Lockheed Martin Receives $2.1 Billion For Third Lot Of F-35 Low-Rate Production

Lockheed Martin - 6/3/2009

FORT WORTH, Texas, June 3rd, 2009 -- The United States Department of Defense has awarded Lockheed Martin [NYSE: LMT] a $2.1 billion contract modification to produce 17 F-35 Lightning II stealth fighters in the third lot of low-rate initial production (LRIP). The buy also includes the first international orders – two F-35 operational test aircraft for the United Kingdom and one for the Netherlands.

The contract adds to a May 2008 award of $197 million to fund LRIP 3 long-lead materials, and to a March 2009 contract modification award of $320 million for tooling and test equipment, also beginning in LRIP 3.

Assembly of 14 aircraft in the first two LRIP lots is already under way, with initial F-35 deliveries to the U.S. Air Force scheduled to begin in 2010. Eight development aircraft have entered testing, and the remaining 11 are planned to roll out by year's end.

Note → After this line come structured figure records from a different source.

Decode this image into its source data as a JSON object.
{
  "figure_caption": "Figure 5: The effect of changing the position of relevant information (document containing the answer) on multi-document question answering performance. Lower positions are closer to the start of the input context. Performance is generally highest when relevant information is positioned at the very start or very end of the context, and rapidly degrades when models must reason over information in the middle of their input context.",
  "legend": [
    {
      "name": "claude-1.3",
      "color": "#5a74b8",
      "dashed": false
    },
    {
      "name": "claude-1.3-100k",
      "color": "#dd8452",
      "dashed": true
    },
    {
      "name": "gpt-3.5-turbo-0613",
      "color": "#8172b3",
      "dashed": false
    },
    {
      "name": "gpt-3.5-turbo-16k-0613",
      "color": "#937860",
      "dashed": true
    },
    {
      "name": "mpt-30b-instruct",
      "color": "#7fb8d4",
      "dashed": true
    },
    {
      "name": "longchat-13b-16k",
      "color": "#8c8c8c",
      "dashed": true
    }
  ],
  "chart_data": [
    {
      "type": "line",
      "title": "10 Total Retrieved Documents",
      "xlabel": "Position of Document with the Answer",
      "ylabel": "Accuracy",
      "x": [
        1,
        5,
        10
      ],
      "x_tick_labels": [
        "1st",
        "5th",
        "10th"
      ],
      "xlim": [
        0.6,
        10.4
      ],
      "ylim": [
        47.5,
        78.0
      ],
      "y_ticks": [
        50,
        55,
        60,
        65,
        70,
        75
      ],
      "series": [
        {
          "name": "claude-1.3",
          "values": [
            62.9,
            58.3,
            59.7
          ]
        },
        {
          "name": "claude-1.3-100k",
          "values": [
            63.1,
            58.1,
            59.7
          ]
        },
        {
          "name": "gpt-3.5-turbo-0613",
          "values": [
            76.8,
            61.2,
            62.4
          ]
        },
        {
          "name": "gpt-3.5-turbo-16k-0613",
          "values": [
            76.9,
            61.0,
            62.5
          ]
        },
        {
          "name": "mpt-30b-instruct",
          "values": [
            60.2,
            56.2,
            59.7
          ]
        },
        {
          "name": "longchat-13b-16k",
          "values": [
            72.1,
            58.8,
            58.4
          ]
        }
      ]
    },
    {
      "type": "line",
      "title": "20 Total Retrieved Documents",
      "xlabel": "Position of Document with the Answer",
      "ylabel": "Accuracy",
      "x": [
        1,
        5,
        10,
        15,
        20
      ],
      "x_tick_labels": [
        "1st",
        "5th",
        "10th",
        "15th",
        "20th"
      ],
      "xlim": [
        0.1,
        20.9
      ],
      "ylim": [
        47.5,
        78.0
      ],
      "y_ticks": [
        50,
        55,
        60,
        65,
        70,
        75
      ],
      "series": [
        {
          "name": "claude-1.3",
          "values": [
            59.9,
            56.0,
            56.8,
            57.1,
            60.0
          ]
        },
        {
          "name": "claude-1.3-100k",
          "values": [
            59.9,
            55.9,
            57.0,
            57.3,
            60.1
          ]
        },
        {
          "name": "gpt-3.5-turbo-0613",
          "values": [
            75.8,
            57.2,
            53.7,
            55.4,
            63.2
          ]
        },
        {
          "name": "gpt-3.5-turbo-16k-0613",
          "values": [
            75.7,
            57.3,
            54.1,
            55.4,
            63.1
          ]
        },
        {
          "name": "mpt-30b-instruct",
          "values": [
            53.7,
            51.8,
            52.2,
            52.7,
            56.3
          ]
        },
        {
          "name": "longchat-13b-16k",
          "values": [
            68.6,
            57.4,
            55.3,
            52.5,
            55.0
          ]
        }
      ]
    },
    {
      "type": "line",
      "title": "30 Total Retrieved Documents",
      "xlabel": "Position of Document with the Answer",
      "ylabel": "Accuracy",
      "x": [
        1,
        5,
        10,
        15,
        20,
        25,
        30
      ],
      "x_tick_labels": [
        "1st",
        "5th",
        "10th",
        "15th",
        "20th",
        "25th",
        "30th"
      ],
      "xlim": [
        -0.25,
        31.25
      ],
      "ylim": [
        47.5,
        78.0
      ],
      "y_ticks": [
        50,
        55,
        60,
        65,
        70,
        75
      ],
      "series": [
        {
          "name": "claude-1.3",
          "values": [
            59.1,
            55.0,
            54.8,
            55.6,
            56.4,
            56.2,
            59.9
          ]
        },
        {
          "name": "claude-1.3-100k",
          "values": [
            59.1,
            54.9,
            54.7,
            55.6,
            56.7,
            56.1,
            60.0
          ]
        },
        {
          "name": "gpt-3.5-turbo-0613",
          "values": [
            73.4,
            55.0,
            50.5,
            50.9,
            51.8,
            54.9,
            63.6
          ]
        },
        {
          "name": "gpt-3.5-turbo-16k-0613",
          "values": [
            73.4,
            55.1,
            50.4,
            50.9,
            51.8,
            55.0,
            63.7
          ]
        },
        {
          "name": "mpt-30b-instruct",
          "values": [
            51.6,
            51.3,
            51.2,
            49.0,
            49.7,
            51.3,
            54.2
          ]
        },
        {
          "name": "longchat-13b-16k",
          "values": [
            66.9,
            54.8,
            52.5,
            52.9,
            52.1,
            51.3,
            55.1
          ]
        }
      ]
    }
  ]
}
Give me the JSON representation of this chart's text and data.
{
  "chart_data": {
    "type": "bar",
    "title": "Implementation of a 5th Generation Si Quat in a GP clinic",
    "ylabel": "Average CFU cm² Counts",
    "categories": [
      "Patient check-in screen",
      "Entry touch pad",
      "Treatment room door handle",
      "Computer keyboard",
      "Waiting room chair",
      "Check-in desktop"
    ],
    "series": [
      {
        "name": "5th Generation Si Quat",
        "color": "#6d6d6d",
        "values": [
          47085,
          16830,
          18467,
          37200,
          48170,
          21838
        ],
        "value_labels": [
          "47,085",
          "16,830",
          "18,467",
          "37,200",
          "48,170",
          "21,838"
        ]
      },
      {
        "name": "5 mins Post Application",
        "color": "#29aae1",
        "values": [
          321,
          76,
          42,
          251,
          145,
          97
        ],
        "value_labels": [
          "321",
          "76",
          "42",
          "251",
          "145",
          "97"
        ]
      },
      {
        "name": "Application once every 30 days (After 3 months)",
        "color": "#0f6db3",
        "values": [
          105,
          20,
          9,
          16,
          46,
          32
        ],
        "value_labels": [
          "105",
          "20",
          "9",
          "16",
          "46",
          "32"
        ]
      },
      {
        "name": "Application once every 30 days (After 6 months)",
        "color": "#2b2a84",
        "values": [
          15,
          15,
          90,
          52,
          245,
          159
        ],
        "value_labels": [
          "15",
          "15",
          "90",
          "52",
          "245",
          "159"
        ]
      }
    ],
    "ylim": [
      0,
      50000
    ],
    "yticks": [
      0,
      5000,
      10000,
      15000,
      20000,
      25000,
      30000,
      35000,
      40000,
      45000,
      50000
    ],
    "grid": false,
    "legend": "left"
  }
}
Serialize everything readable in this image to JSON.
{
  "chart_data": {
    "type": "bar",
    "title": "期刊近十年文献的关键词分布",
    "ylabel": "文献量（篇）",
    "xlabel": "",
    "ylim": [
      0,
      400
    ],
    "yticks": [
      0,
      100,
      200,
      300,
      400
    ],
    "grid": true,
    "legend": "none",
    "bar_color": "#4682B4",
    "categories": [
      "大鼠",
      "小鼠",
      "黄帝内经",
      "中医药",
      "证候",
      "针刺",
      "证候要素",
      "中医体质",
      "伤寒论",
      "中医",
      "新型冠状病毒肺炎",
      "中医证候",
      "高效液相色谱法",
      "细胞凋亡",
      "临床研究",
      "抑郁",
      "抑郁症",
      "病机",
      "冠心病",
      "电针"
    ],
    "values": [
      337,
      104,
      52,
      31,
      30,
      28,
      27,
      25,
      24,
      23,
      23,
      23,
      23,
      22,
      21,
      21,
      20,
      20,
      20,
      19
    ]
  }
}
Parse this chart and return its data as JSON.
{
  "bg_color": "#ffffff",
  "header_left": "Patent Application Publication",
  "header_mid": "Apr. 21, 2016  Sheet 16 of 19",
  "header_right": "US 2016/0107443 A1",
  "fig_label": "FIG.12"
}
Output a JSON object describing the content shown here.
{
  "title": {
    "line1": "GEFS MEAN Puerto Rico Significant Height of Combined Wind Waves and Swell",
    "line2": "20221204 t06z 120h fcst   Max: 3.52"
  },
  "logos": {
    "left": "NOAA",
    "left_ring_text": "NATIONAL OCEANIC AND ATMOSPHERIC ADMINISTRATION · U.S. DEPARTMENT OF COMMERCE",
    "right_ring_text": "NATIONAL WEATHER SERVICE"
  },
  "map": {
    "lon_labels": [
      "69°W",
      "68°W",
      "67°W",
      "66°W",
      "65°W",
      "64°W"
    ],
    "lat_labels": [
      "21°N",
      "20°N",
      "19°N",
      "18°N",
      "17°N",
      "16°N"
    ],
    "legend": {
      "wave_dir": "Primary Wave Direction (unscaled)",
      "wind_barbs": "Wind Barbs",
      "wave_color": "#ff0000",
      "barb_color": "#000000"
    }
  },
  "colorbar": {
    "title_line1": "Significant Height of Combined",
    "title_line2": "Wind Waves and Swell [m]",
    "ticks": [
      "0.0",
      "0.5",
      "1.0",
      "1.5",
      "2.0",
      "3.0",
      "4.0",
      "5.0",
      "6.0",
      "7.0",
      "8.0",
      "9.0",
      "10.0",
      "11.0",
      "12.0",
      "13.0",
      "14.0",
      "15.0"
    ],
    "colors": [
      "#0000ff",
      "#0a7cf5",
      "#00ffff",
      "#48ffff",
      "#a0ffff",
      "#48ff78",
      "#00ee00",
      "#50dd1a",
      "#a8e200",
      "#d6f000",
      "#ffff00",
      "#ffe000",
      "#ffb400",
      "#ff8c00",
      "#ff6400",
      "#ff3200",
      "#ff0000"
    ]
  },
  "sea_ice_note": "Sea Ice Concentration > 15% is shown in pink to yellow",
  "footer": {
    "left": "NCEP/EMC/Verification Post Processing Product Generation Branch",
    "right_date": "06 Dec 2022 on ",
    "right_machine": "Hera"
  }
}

"As we move more deeply into F-35 production, we are seeing the steady increases in quality and efficiency that track to our target production rate of one aircraft per working day in the 2015 time frame," said Dan Crowley, Lockheed Martin executive vice president and F-35 program general manager.

In March and April, Lockheed Martin received additional contracts totaling $306 million to prepare for the production of 32 additional F-35 Lightning II fighters in LRIP 4. The U.S. and eight nations partnering in the project plan to acquire 3,173 F-35 fighters.

The F-35 is maturing and retiring technical risk rapidly, with 70 percent of system software complete and on schedule, early production processes delivering aircraft with quality levels that surpass those of mature fighter programs, and flight-test aircraft that have recorded zero technical discrepancies in more than 80 percent of their missions.

The F-35 is a supersonic, multi-role, 5th generation stealth fighter. Three F-35 variants derived from a common design, developed together and using the same sustainment infrastructure worldwide, will replace at least 13 types of aircraft for nine nations initially, making the Lightning II the most cost-effective fighter program in history.

Lockheed Martin is developing the F-35 with its principal industrial partners, Northrop Grumman and BAE Systems. Two separate, interchangeable F-35 engines are under development: the Pratt & Whitney F135 and the GE Rolls-Royce Fighter Engine Team F136.